Laissons, avant d'aller plus avant, la parole à Sri Aurobindo (1872-1950), homme politique, poète, et, justement philosophe :

« A sa manière, la science est elle même un occultisme, car elle met en lumière les formules que la Nature a cachées et elle utilise sa connaissance pour libérer certaines opérations de l'énergie de la Nature, que celle-ci n'avait pas fait prévoir dans son jeu normal, et pour organiser et mettre au service de l'homme ses pouvoirs et ses processus occultes ; elle est un vaste système de magie physique, car il y a et ne peut y avoir d'autre magie que l'utilisation des vérités secrètes de l'être, des pouvoirs et des processus de la Nature. Il est même possible qu'on se rende compte un jour qu'une connaissance supra physique est nécessaire pour que la connaissance physique soit complète, car derrière les processus de la Nature physique il y a un facteur supra physique, un pouvoir, une action mentale, vitale ou spirituelle qui n'est décelable par aucun moyen externe de connaissance. »
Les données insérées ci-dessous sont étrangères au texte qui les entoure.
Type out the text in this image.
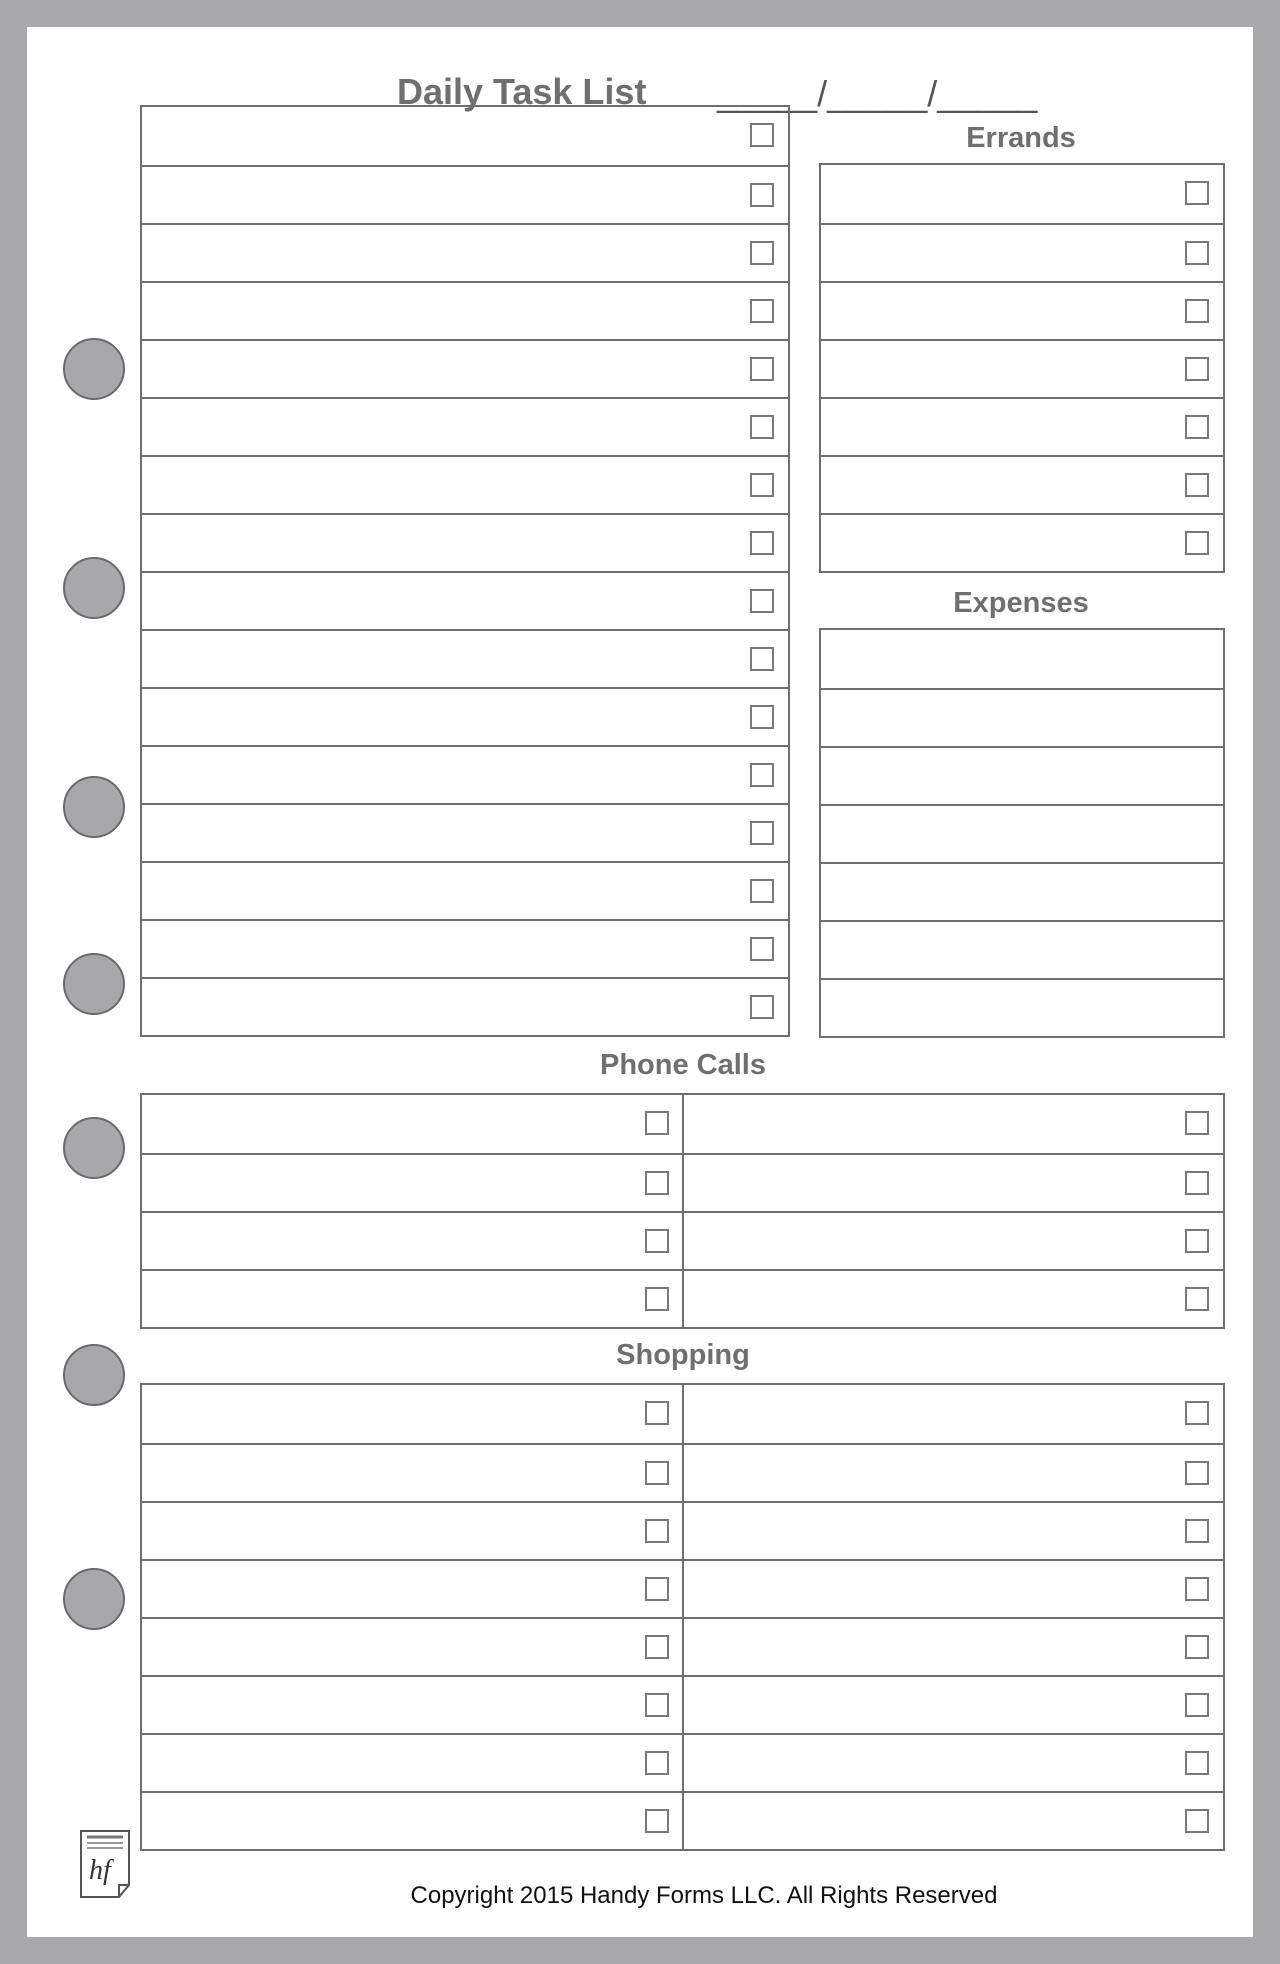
Daily Task List _____/_____/_____
Errands
Expenses
Phone Calls
Shopping
hf
Copyright 2015 Handy Forms LLC. All Rights Reserved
Pour conclure et condamner : Vouloir tout rationaliser relève de la tentative de vouloir tout soumettre à une logique qui ne s'y plie pas ! « La rationalisation, c'est une logique close et démentielle qui croît pouvoir s'appliquer sur le réel et, quand le réel refuse de s'appliquer à cette logique, on le nie ou bien on lui met les forceps. » Consulter la Sibylle d'Athènes, ou celle du XVIe arrondissement de Paris, celle de la baraque de la Foire du Trône, cela répond avant tout pour le consultant lambda à un besoin d'être rassuré dans sa détresse face au temps qui va l'anéantir, alors Pythies, Voyantes, Devineresses, Prophétesses deviennent devant cette angoisse, des guides, des recours presque religieux qui se veulent entrer en résonnance avec un monde très loin du Pragmatisme de la Société. Spinoza délivre ce message à méditer face au gouffre :

« Nous sentons et savons par expérience que nous sommes éternels »
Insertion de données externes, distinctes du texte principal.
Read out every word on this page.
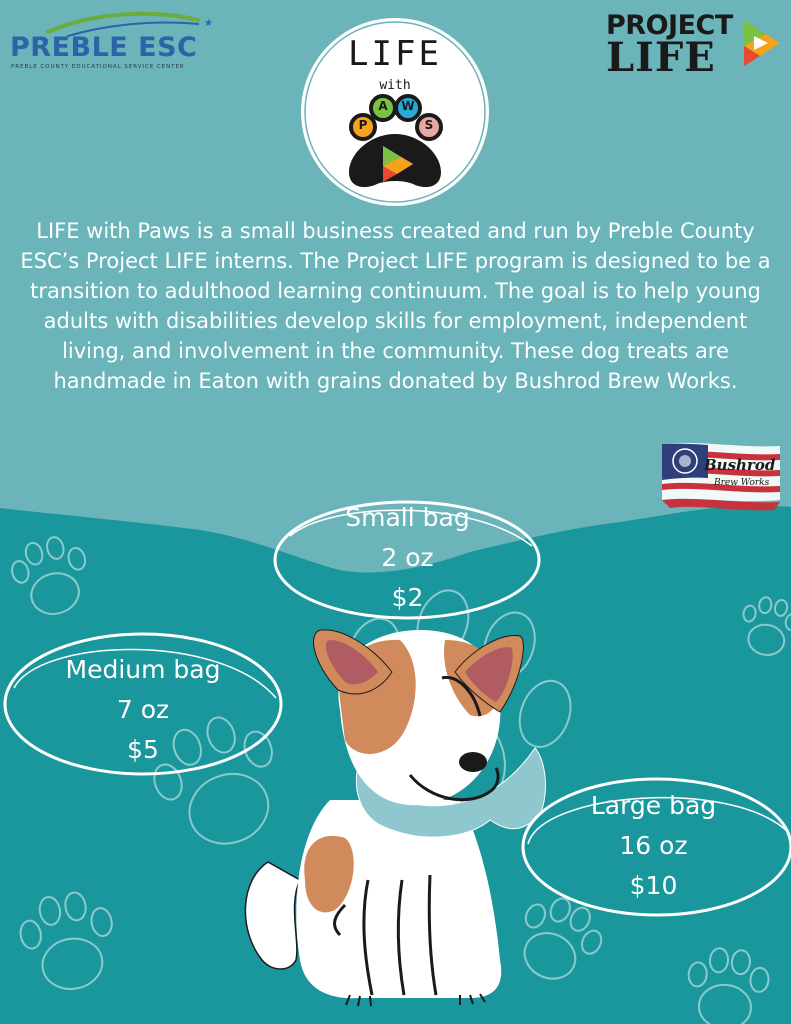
★
PREBLE ESC
PREBLE COUNTY EDUCATIONAL SERVICE CENTER
PROJECT
LIFE
LIFE
with
P
A	W
S
LIFE with Paws is a small business created and run by Preble County ESC’s Project LIFE interns. The Project LIFE program is designed to be a transition to adulthood learning continuum. The goal is to help young adults with disabilities develop skills for employment, independent living, and involvement in the community. These dog treats are handmade in Eaton with grains donated by Bushrod Brew Works.
Bushrod
Brew Works
Small bag
2 oz
$2
Medium bag
7 oz
$5
Large bag
16 oz
$10
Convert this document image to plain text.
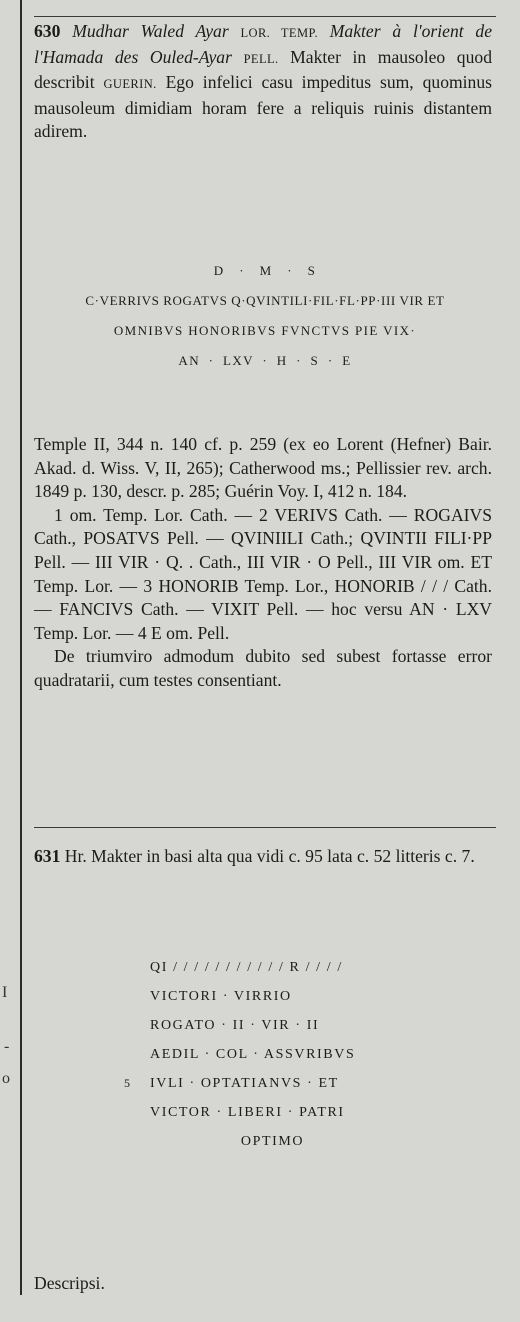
I
-
o

630 Mudhar Waled Ayar LOR. TEMP. Makter à l'orient de l'Hamada des Ouled-Ayar PELL. Makter in mausoleo quod describit GUERIN. Ego infelici casu impeditus sum, quominus mausoleum dimidiam horam fere a reliquis ruinis distantem adirem.

D · M · S
C·VERRIVS ROGATVS Q·QVINTILI·FIL·FL·PP·III VIR ET
OMNIBVS HONORIBVS FVNCTVS PIE VIX·
AN · LXV · H · S · E

Temple II, 344 n. 140 cf. p. 259 (ex eo Lorent (Hefner) Bair. Akad. d. Wiss. V, II, 265); Catherwood ms.; Pellissier rev. arch. 1849 p. 130, descr. p. 285; Guérin Voy. I, 412 n. 184.

1 om. Temp. Lor. Cath. — 2 VERIVS Cath. — ROGAIVS Cath., POSATVS Pell. — QVINIILI Cath.; QVINTII FILI·PP Pell. — III VIR · Q. . Cath., III VIR · O Pell., III VIR om. ET Temp. Lor. — 3 HONORIB Temp. Lor., HONORIB / / / Cath. — FANCIVS Cath. — VIXIT Pell. — hoc versu AN · LXV Temp. Lor. — 4 E om. Pell.

De triumviro admodum dubito sed subest fortasse error quadratarii, cum testes consentiant.

631 Hr. Makter in basi alta qua vidi c. 95 lata c. 52 litteris c. 7.

QI / / / / / / / / / / / R / / / /
VICTORI · VIRRIO
ROGATO · II · VIR · II
AEDIL · COL · ASSVRIBVS
5 IVLI · OPTATIANVS · ET
VICTOR · LIBERI · PATRI
OPTIMO

Descripsi.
« Celui qui prophétise parle aux hommes pour les édifier, les exhorter et les consoler... » (Paul aux Corinthiens.)

Pythie, ... Oui, Pythie ! Ce nom désigne les prêtresses d'Apollon, leur faculté de divination relevait pour tous d'une capacité qui ne pouvait qu'être divine. Socialement la Pythie jouit à cette époque d'un statut institutionnel. Ovide nous donne le nom de la première Pythie connue de Delphes : Thémis (la Justice). Les Pythies connurent une apogée entre 700 et 400 av. J.C. on les représente souvent, une branche de laurier à la main, elles s'exprimaient parfois en vers, parfois en chantant s'accompagnaient d'une harpe. Le chant a été un moyen d'amener à la prophétie extatique. Cette relation « musique/prophéties » explique pourquoi : « Faire de la musique et Prophétiser » ne se distinguent pas dans les langues anciennes.
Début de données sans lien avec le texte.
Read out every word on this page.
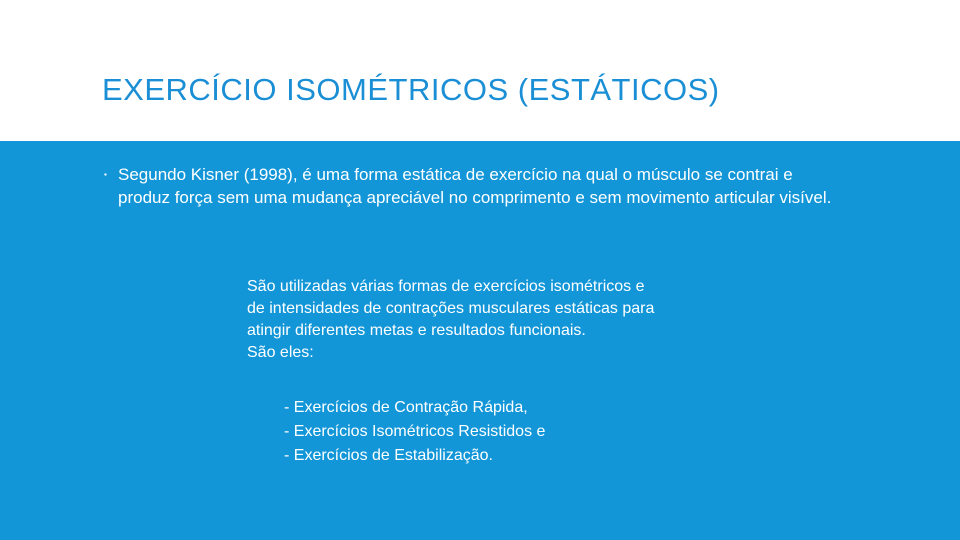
EXERCÍCIO ISOMÉTRICOS (ESTÁTICOS)
▪ Segundo Kisner (1998), é uma forma estática de exercício na qual o músculo se contrai e produz força sem uma mudança apreciável no comprimento e sem movimento articular visível.
São utilizadas várias formas de exercícios isométricos e
de intensidades de contrações musculares estáticas para
atingir diferentes metas e resultados funcionais.
São eles:
- Exercícios de Contração Rápida,
- Exercícios Isométricos Resistidos e
- Exercícios de Estabilização.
Platon témoigne que Socrate, son Maître, commença son cheminement à la suite d'un oracle prononcé par la Pythie de Delphes. Le père de la Philosophie occidentale resta toujours à l'écoute de leurs messages, et de leurs conseils. Le quotidien des Pythies était régi par des règles très strictes, et sacrées. A ceux qui osaient douter de ces prophétesses, qui ne voyaient en elles que gesticulations et propos décousus, Socrate prenait partie en faisant leur éloge, promouvait sans hésitation leurs paroles comme d'inspiration divine.

L'appellation de Pythie, hommage au Serpent Python vient d'une légende qui veut qu'Apollon, nommé aussi le « Pythien » aurait tué le serpent Python gardien de l'antre de la déesse Gaia, sa maîtresse, pour installer son culte sur le site de Delphes. D'autres lieux de grande renommée ont abrité des Pythies : Olympie, ... Dodone, en Epire, Amphiardéion. Les Pythies modernes n'ont guère changé, elles vaticinent avec un peu plus de discrétion seulement, mais encore pas toujours.

Une certaine madame Germaine Soleil, (1913-1996) nom prédestiné ( !) eût son temps de célébrité, qui ne s'en souvient ? Sa voix était quotidiennement sur les ondes ! On fait encore aujourd'hui appel à elle dans cette expression rendue populaire par Pompidou, pour marquer qu'on ignore ce qui va se passer : « Je ne suis pas madame Soleil ! » D'autres, en appelle à une certaine Madame Irma, ... un personnage de fiction ! Les chefs de nos plus hautes instances politiques consultent toujours les Pythies ! Si elles ont perdu leur statut officiel elles n'en demeurent pas moins influentes, plus personne ne veut plus les envoyer au diable, on les mets seulement en concurrence ! Chaque année en décembre la Presse augmente ses tirages en publiant leurs prédictions !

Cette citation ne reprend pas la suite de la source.